Netflix: »Shtisel« Staffel 3
Es ist ein Paradox. Eigentlich wollen jene ultraorthodoxen Juden, die überwiegend im strengreligiösen Jerusalemer Viertel Geula leben, ja nichts anderes als unter sich bleiben. Doch nachdem »Shtisel« 2013 zunächst auf dem israelischen Satellitensender Yes ausgestrahlt und 2018 von Streaminganbieter Netflix verbreitet wurde, sind die Haredim in aller Munde. Auf der ganzen Welt fiebern Zuschauer mit, wie der schlitzohrige Rabbi Shulem die Thora auf seine Weise auslegt, derweil sein Sohn Akiva die Kunst des Leidens und das Leiden in der Kunst entdeckt.
Der liebevolle Blick auf den akribisch abgebildeten Alltag der ursprünglich osteuropäischen Chassidim hat längst Kultstatus erlangt. Auch bei den ultraorthodoxen Juden selbst. Sie schauen »Shtisel« – nicht auf Fernsehern, die in ihrer Community nicht gerne gesehen sind, sondern auf koscheren Smartphones. Und so sind nun, sechs Jahre nach der zweiten Staffel, weitere neun Episoden entstanden. Die beiden Drehbuchautoren Ori Elon und Yehonatan Indursky, die beide selbst orthodox aufwuchsen, heute aber säkular leben, leuchten die vertrackte Widersprüchlichkeit zwischen dieser religiösen Enklave und der sie umgebenden modernen Welt mit subtilem Witz aus.

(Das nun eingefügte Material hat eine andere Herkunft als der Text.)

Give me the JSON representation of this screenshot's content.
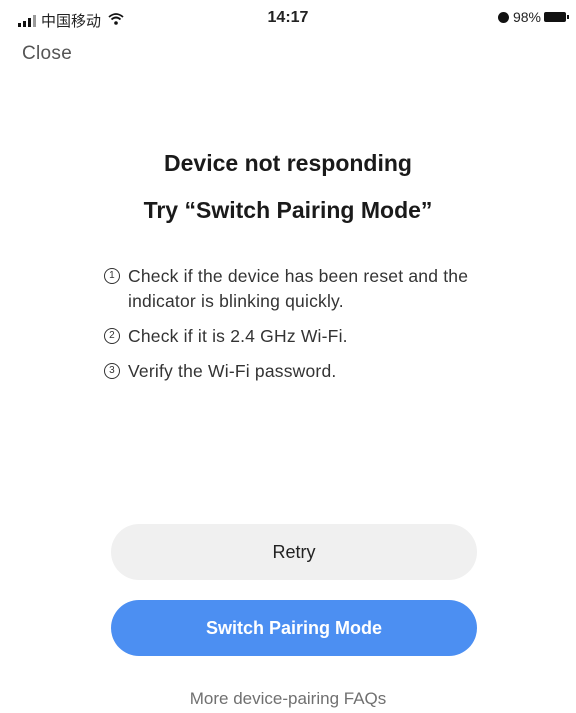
{
  "status_bar": {
    "carrier": "中国移动",
    "time": "14:17",
    "battery": "98%",
    "icons": [
      "signal-icon",
      "wifi-icon",
      "alarm-icon",
      "battery-icon"
    ]
  },
  "close_label": "Close",
  "title_line1": "Device not responding",
  "title_line2": "Try “Switch Pairing Mode”",
  "steps": [
    {
      "num": "1",
      "text": "Check if the device has been reset and the indicator is blinking quickly."
    },
    {
      "num": "2",
      "text": "Check if it is 2.4 GHz Wi-Fi."
    },
    {
      "num": "3",
      "text": "Verify the Wi-Fi password."
    }
  ],
  "retry_label": "Retry",
  "switch_label": "Switch Pairing Mode",
  "faq_label": "More device-pairing FAQs",
  "colors": {
    "primary": "#4c8ff2",
    "secondary_bg": "#f0f0f0",
    "muted_text": "#707070"
  }
}
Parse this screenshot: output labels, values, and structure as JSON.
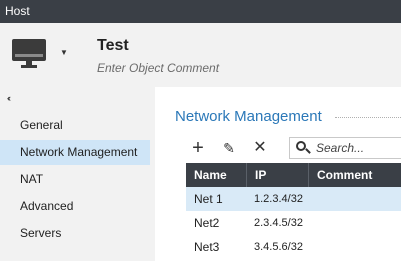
{
  "window": {
    "title": "Host"
  },
  "header": {
    "object_name": "Test",
    "comment_placeholder": "Enter Object Comment",
    "icon": "monitor-icon"
  },
  "sidebar": {
    "collapse_glyph": "‹‹",
    "items": [
      {
        "label": "General",
        "active": false
      },
      {
        "label": "Network Management",
        "active": true
      },
      {
        "label": "NAT",
        "active": false
      },
      {
        "label": "Advanced",
        "active": false
      },
      {
        "label": "Servers",
        "active": false
      }
    ]
  },
  "main": {
    "section_title": "Network Management",
    "toolbar": {
      "add_glyph": "+",
      "edit_glyph": "✎",
      "delete_glyph": "✕",
      "search_placeholder": "Search..."
    },
    "table": {
      "columns": [
        "Name",
        "IP",
        "Comment"
      ],
      "rows": [
        {
          "name": "Net 1",
          "ip": "1.2.3.4/32",
          "comment": "",
          "selected": true
        },
        {
          "name": "Net2",
          "ip": "2.3.4.5/32",
          "comment": "",
          "selected": false
        },
        {
          "name": "Net3",
          "ip": "3.4.5.6/32",
          "comment": "",
          "selected": false
        }
      ]
    }
  },
  "colors": {
    "titlebar": "#3a3f46",
    "accent": "#2b78b8",
    "selection": "#cfe5f7"
  }
}
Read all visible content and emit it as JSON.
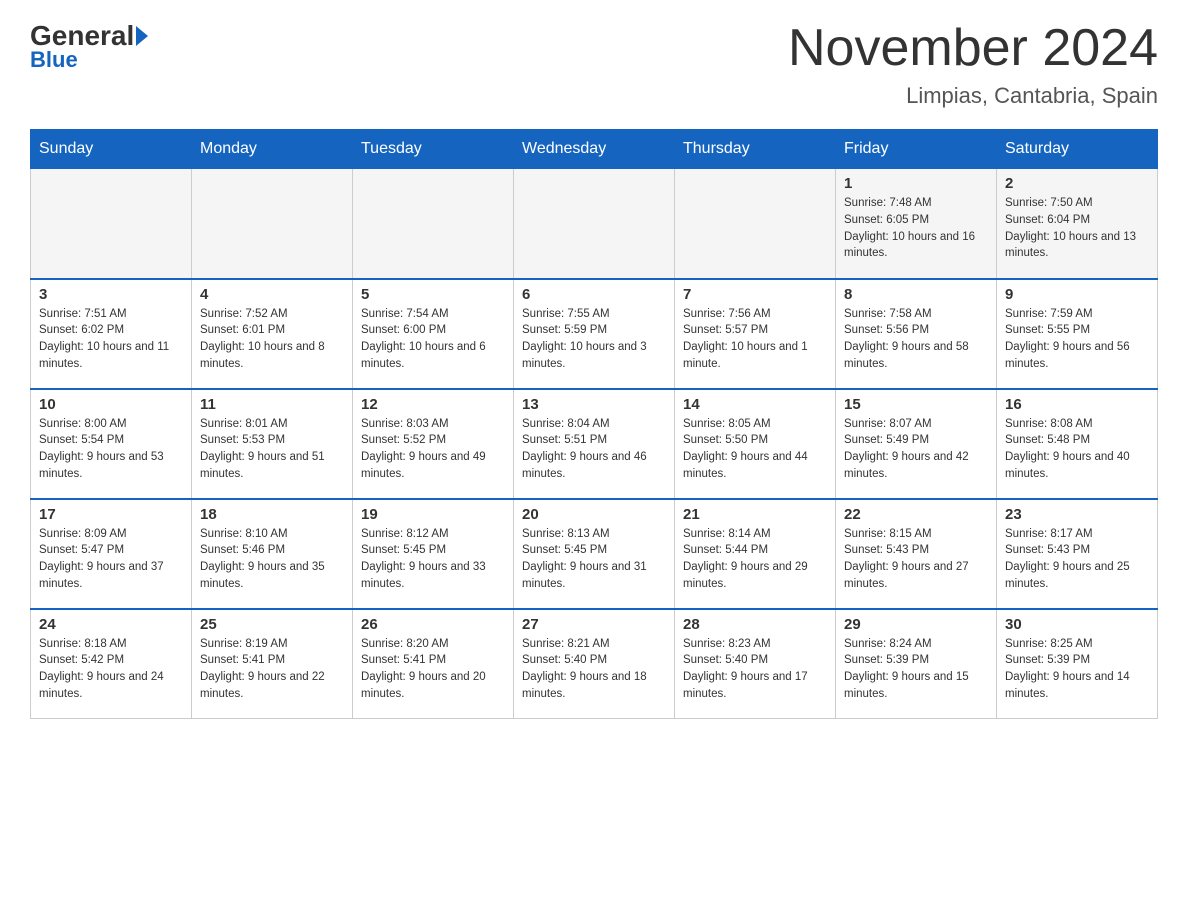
{
  "header": {
    "logo_general": "General",
    "logo_blue": "Blue",
    "month_title": "November 2024",
    "location": "Limpias, Cantabria, Spain"
  },
  "days_of_week": [
    "Sunday",
    "Monday",
    "Tuesday",
    "Wednesday",
    "Thursday",
    "Friday",
    "Saturday"
  ],
  "weeks": [
    [
      {
        "day": "",
        "sunrise": "",
        "sunset": "",
        "daylight": ""
      },
      {
        "day": "",
        "sunrise": "",
        "sunset": "",
        "daylight": ""
      },
      {
        "day": "",
        "sunrise": "",
        "sunset": "",
        "daylight": ""
      },
      {
        "day": "",
        "sunrise": "",
        "sunset": "",
        "daylight": ""
      },
      {
        "day": "",
        "sunrise": "",
        "sunset": "",
        "daylight": ""
      },
      {
        "day": "1",
        "sunrise": "Sunrise: 7:48 AM",
        "sunset": "Sunset: 6:05 PM",
        "daylight": "Daylight: 10 hours and 16 minutes."
      },
      {
        "day": "2",
        "sunrise": "Sunrise: 7:50 AM",
        "sunset": "Sunset: 6:04 PM",
        "daylight": "Daylight: 10 hours and 13 minutes."
      }
    ],
    [
      {
        "day": "3",
        "sunrise": "Sunrise: 7:51 AM",
        "sunset": "Sunset: 6:02 PM",
        "daylight": "Daylight: 10 hours and 11 minutes."
      },
      {
        "day": "4",
        "sunrise": "Sunrise: 7:52 AM",
        "sunset": "Sunset: 6:01 PM",
        "daylight": "Daylight: 10 hours and 8 minutes."
      },
      {
        "day": "5",
        "sunrise": "Sunrise: 7:54 AM",
        "sunset": "Sunset: 6:00 PM",
        "daylight": "Daylight: 10 hours and 6 minutes."
      },
      {
        "day": "6",
        "sunrise": "Sunrise: 7:55 AM",
        "sunset": "Sunset: 5:59 PM",
        "daylight": "Daylight: 10 hours and 3 minutes."
      },
      {
        "day": "7",
        "sunrise": "Sunrise: 7:56 AM",
        "sunset": "Sunset: 5:57 PM",
        "daylight": "Daylight: 10 hours and 1 minute."
      },
      {
        "day": "8",
        "sunrise": "Sunrise: 7:58 AM",
        "sunset": "Sunset: 5:56 PM",
        "daylight": "Daylight: 9 hours and 58 minutes."
      },
      {
        "day": "9",
        "sunrise": "Sunrise: 7:59 AM",
        "sunset": "Sunset: 5:55 PM",
        "daylight": "Daylight: 9 hours and 56 minutes."
      }
    ],
    [
      {
        "day": "10",
        "sunrise": "Sunrise: 8:00 AM",
        "sunset": "Sunset: 5:54 PM",
        "daylight": "Daylight: 9 hours and 53 minutes."
      },
      {
        "day": "11",
        "sunrise": "Sunrise: 8:01 AM",
        "sunset": "Sunset: 5:53 PM",
        "daylight": "Daylight: 9 hours and 51 minutes."
      },
      {
        "day": "12",
        "sunrise": "Sunrise: 8:03 AM",
        "sunset": "Sunset: 5:52 PM",
        "daylight": "Daylight: 9 hours and 49 minutes."
      },
      {
        "day": "13",
        "sunrise": "Sunrise: 8:04 AM",
        "sunset": "Sunset: 5:51 PM",
        "daylight": "Daylight: 9 hours and 46 minutes."
      },
      {
        "day": "14",
        "sunrise": "Sunrise: 8:05 AM",
        "sunset": "Sunset: 5:50 PM",
        "daylight": "Daylight: 9 hours and 44 minutes."
      },
      {
        "day": "15",
        "sunrise": "Sunrise: 8:07 AM",
        "sunset": "Sunset: 5:49 PM",
        "daylight": "Daylight: 9 hours and 42 minutes."
      },
      {
        "day": "16",
        "sunrise": "Sunrise: 8:08 AM",
        "sunset": "Sunset: 5:48 PM",
        "daylight": "Daylight: 9 hours and 40 minutes."
      }
    ],
    [
      {
        "day": "17",
        "sunrise": "Sunrise: 8:09 AM",
        "sunset": "Sunset: 5:47 PM",
        "daylight": "Daylight: 9 hours and 37 minutes."
      },
      {
        "day": "18",
        "sunrise": "Sunrise: 8:10 AM",
        "sunset": "Sunset: 5:46 PM",
        "daylight": "Daylight: 9 hours and 35 minutes."
      },
      {
        "day": "19",
        "sunrise": "Sunrise: 8:12 AM",
        "sunset": "Sunset: 5:45 PM",
        "daylight": "Daylight: 9 hours and 33 minutes."
      },
      {
        "day": "20",
        "sunrise": "Sunrise: 8:13 AM",
        "sunset": "Sunset: 5:45 PM",
        "daylight": "Daylight: 9 hours and 31 minutes."
      },
      {
        "day": "21",
        "sunrise": "Sunrise: 8:14 AM",
        "sunset": "Sunset: 5:44 PM",
        "daylight": "Daylight: 9 hours and 29 minutes."
      },
      {
        "day": "22",
        "sunrise": "Sunrise: 8:15 AM",
        "sunset": "Sunset: 5:43 PM",
        "daylight": "Daylight: 9 hours and 27 minutes."
      },
      {
        "day": "23",
        "sunrise": "Sunrise: 8:17 AM",
        "sunset": "Sunset: 5:43 PM",
        "daylight": "Daylight: 9 hours and 25 minutes."
      }
    ],
    [
      {
        "day": "24",
        "sunrise": "Sunrise: 8:18 AM",
        "sunset": "Sunset: 5:42 PM",
        "daylight": "Daylight: 9 hours and 24 minutes."
      },
      {
        "day": "25",
        "sunrise": "Sunrise: 8:19 AM",
        "sunset": "Sunset: 5:41 PM",
        "daylight": "Daylight: 9 hours and 22 minutes."
      },
      {
        "day": "26",
        "sunrise": "Sunrise: 8:20 AM",
        "sunset": "Sunset: 5:41 PM",
        "daylight": "Daylight: 9 hours and 20 minutes."
      },
      {
        "day": "27",
        "sunrise": "Sunrise: 8:21 AM",
        "sunset": "Sunset: 5:40 PM",
        "daylight": "Daylight: 9 hours and 18 minutes."
      },
      {
        "day": "28",
        "sunrise": "Sunrise: 8:23 AM",
        "sunset": "Sunset: 5:40 PM",
        "daylight": "Daylight: 9 hours and 17 minutes."
      },
      {
        "day": "29",
        "sunrise": "Sunrise: 8:24 AM",
        "sunset": "Sunset: 5:39 PM",
        "daylight": "Daylight: 9 hours and 15 minutes."
      },
      {
        "day": "30",
        "sunrise": "Sunrise: 8:25 AM",
        "sunset": "Sunset: 5:39 PM",
        "daylight": "Daylight: 9 hours and 14 minutes."
      }
    ]
  ]
}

Nirgendwo wird diese Doppelbödigkeit deutlicher als in der Schlüsselszene einer früheren Staffel. Rabbi Shulem, Rektor einer Schule, die die ultraorthodoxe Tradition am Leben erhalten soll, verbietet seinen Schülern, am Unabhängigkeitstag aus dem Fenster zu schauen. Zur Feier der Entstehung des Staates Israel sind nämlich »die Flugzeuge der Zionisten« am Himmel zu sehen. Doch dann öffnet Shulem heimlich ein Fenster, um selbst die beeindruckenden Düsenjäger zu bestaunen. Der Rabbi übertritt dabei nicht nur sein eigenes Verbot. Er ist obendrein auch fasziniert von der eigentlich tabuisierten Technik der modernen Welt. Dank dieser menschlichen, allzu menschlichen Widersprüchlichkeit stößt »Shtisel« überall auf Sympathien. Sogar in der muslimischen Welt.
In der neuen Staffel wird Shulem von Themen der säkularen Lebensweise noch weiter eingeholt. Nachdem er einen Schüler ohrfeigte, landet der Handy-Mitschnitt dieses Zwischenfalls im Netz. Shulem soll suspendiert werden. Doch auf seine unnachahmliche Art findet er Mittel und Wege, um seine Demission abzuwenden. Shulems Sohn Akiva muss indessen, um das Sorgerecht für sein Kind zu behalten, eine Scheinehe mit einer depressiven (aber ungemein attraktiven) Kunsthändlerin eingehen.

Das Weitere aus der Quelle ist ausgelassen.